Top-level definitions of corecursive functions

Command CoFixpoint cofix_definition with cofix_definition*
cofix_definition::=ident_decl binder* : type? := term? decl_notations?

This command introduces a method for constructing an infinite object of a coinductive type. For example, the stream containing all natural numbers can be introduced by applying the following method to the number O (see Section Coinductive types for the definition of Stream, hd and tl):

CoFixpoint from (n:nat) : Stream := Seq n (from (S n)).
from is defined from is corecursively defined

Unlike recursive definitions, there is no decreasing argument in a corecursive definition. To be admissible, a method of construction must provide at least one extra constructor of the infinite object for each iteration. A syntactical guard condition is imposed on corecursive definitions in order to ensure this: each recursive call in the definition must be protected by at least one constructor, and only by constructors. That is the case in the former definition, where the single recursive call of from is guarded by an application of Seq. On the contrary, the following recursive function does not satisfy the guard condition:

Fail CoFixpoint filter (p:nat -> bool) (s:Stream) : Stream :=   if p (hd s) then Seq (hd s) (filter p (tl s)) else filter p (tl s).
The command has indeed failed with message: Recursive definition of filter is ill-formed. In environment filter : (nat -> bool) -> Stream -> Stream p : nat -> bool s : Stream Unguarded recursive call in "filter p (tl s)". Recursive definition is: "fun (p : nat -> bool) (s : Stream) => if p (hd s) then {| hd := hd s; tl := filter p (tl s) |} else filter p (tl s)".
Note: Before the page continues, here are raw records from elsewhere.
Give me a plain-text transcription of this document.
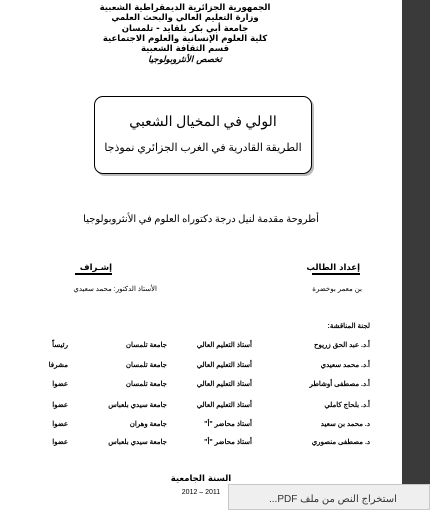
الجمهورية الجزائرية الديمقراطية الشعبية
وزارة التعليم العالي والبحث العلمي
جامعة أبي بكر بلقايد - تلمسان
كلية العلوم الإنسانية والعلوم الاجتماعية
قسم الثقافة الشعبية
تخصص الأنثروبولوجيا
الولي في المخيال الشعبي
الطريقة القادرية في الغرب الجزائري نموذجا
أطروحة مقدمة لنيل درجة دكتوراه العلوم في الأنثروبولوجيا
إعداد الطالب
بن معمر بوخضرة
إشـراف
الأستاذ الدكتور: محمد سعيدي
لجنة المناقشة:
أ.د. عبد الحق زريوح
أستاذ التعليم العالي
جامعة تلمسان
رئيساً
أ.د. محمد سعيدي
أستاذ التعليم العالي
جامعة تلمسان
مشرفا
أ.د. مصطفى أوشاطر
أستاذ التعليم العالي
جامعة تلمسان
عضوا
أ.د. بلحاج كاملي
أستاذ التعليم العالي
جامعة سيدي بلعباس
عضوا
د. محمد بن سعيد
أستاذ محاضر "أ"
جامعة وهران
عضوا
د. مصطفى منصوري
أستاذ محاضر "أ"
جامعة سيدي بلعباس
عضوا
السنة الجامعية
2012 – 2011
استخراج النص من ملف PDF...
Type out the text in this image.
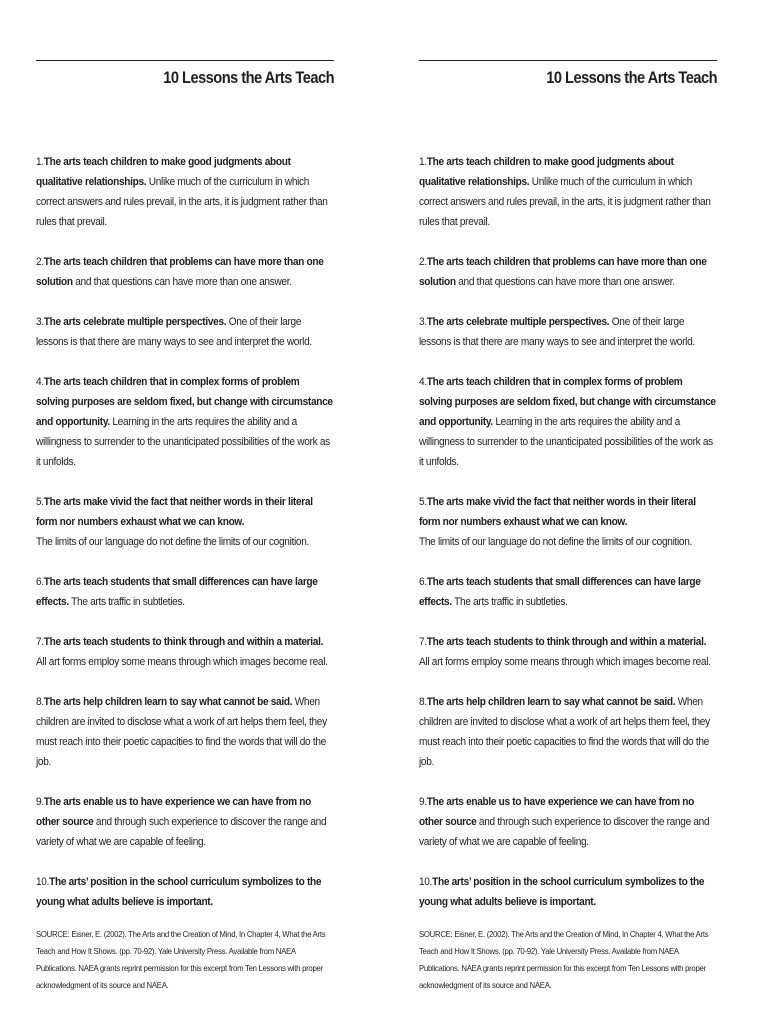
10 Lessons the Arts Teach
1.The arts teach children to make good judgments about qualitative relationships. Unlike much of the curriculum in which correct answers and rules prevail, in the arts, it is judgment rather than rules that prevail.
2.The arts teach children that problems can have more than one solution and that questions can have more than one answer.
3.The arts celebrate multiple perspectives. One of their large lessons is that there are many ways to see and interpret the world.
4.The arts teach children that in complex forms of problem solving purposes are seldom fixed, but change with circumstance and opportunity. Learning in the arts requires the ability and a willingness to surrender to the unanticipated possibilities of the work as it unfolds.
5.The arts make vivid the fact that neither words in their literal form nor numbers exhaust what we can know.
The limits of our language do not define the limits of our cognition.
6.The arts teach students that small differences can have large effects. The arts traffic in subtleties.
7.The arts teach students to think through and within a material.
All art forms employ some means through which images become real.
8.The arts help children learn to say what cannot be said. When children are invited to disclose what a work of art helps them feel, they must reach into their poetic capacities to find the words that will do the job.
9.The arts enable us to have experience we can have from no other source and through such experience to discover the range and variety of what we are capable of feeling.
10.The arts’ position in the school curriculum symbolizes to the young what adults believe is important.
SOURCE: Eisner, E. (2002). The Arts and the Creation of Mind, In Chapter 4, What the Arts Teach and How It Shows. (pp. 70-92). Yale University Press. Available from NAEA Publications. NAEA grants reprint permission for this excerpt from Ten Lessons with proper acknowledgment of its source and NAEA.
10 Lessons the Arts Teach
1.The arts teach children to make good judgments about qualitative relationships. Unlike much of the curriculum in which correct answers and rules prevail, in the arts, it is judgment rather than rules that prevail.
2.The arts teach children that problems can have more than one solution and that questions can have more than one answer.
3.The arts celebrate multiple perspectives. One of their large lessons is that there are many ways to see and interpret the world.
4.The arts teach children that in complex forms of problem solving purposes are seldom fixed, but change with circumstance and opportunity. Learning in the arts requires the ability and a willingness to surrender to the unanticipated possibilities of the work as it unfolds.
5.The arts make vivid the fact that neither words in their literal form nor numbers exhaust what we can know.
The limits of our language do not define the limits of our cognition.
6.The arts teach students that small differences can have large effects. The arts traffic in subtleties.
7.The arts teach students to think through and within a material.
All art forms employ some means through which images become real.
8.The arts help children learn to say what cannot be said. When children are invited to disclose what a work of art helps them feel, they must reach into their poetic capacities to find the words that will do the job.
9.The arts enable us to have experience we can have from no other source and through such experience to discover the range and variety of what we are capable of feeling.
10.The arts’ position in the school curriculum symbolizes to the young what adults believe is important.
SOURCE: Eisner, E. (2002). The Arts and the Creation of Mind, In Chapter 4, What the Arts Teach and How It Shows. (pp. 70-92). Yale University Press. Available from NAEA Publications. NAEA grants reprint permission for this excerpt from Ten Lessons with proper acknowledgment of its source and NAEA.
The elimination of corecursive definition is done lazily, i.e. the definition is expanded only when it occurs at the head of an application which is the argument of a case analysis expression. In any other context, it is considered as a canonical expression which is completely evaluated. We can test this using the command Eval, which computes the normal forms of a term:

Eval compute in (from 0).
= (cofix from (n : nat) : Stream := {| hd := n; tl := from (S n) |}) 0 : Stream
Eval compute in (hd (from 0)).
= 0 : nat
Eval compute in (tl (from 0)).
= (cofix from (n : nat) : Stream := {| hd := n; tl := from (S n) |}) 1 : Stream

As in the Fixpoint command, the with clause allows simultaneously defining several mutual cofixpoints.

If term is omitted, type is required and Coq enters proof mode. This can be used to define a term incrementally, in particular by relying on the refine tactic. In this case, the proof should be terminated with Defined in order to define a constant for which the computational behavior is relevant. See Entering and exiting proof mode.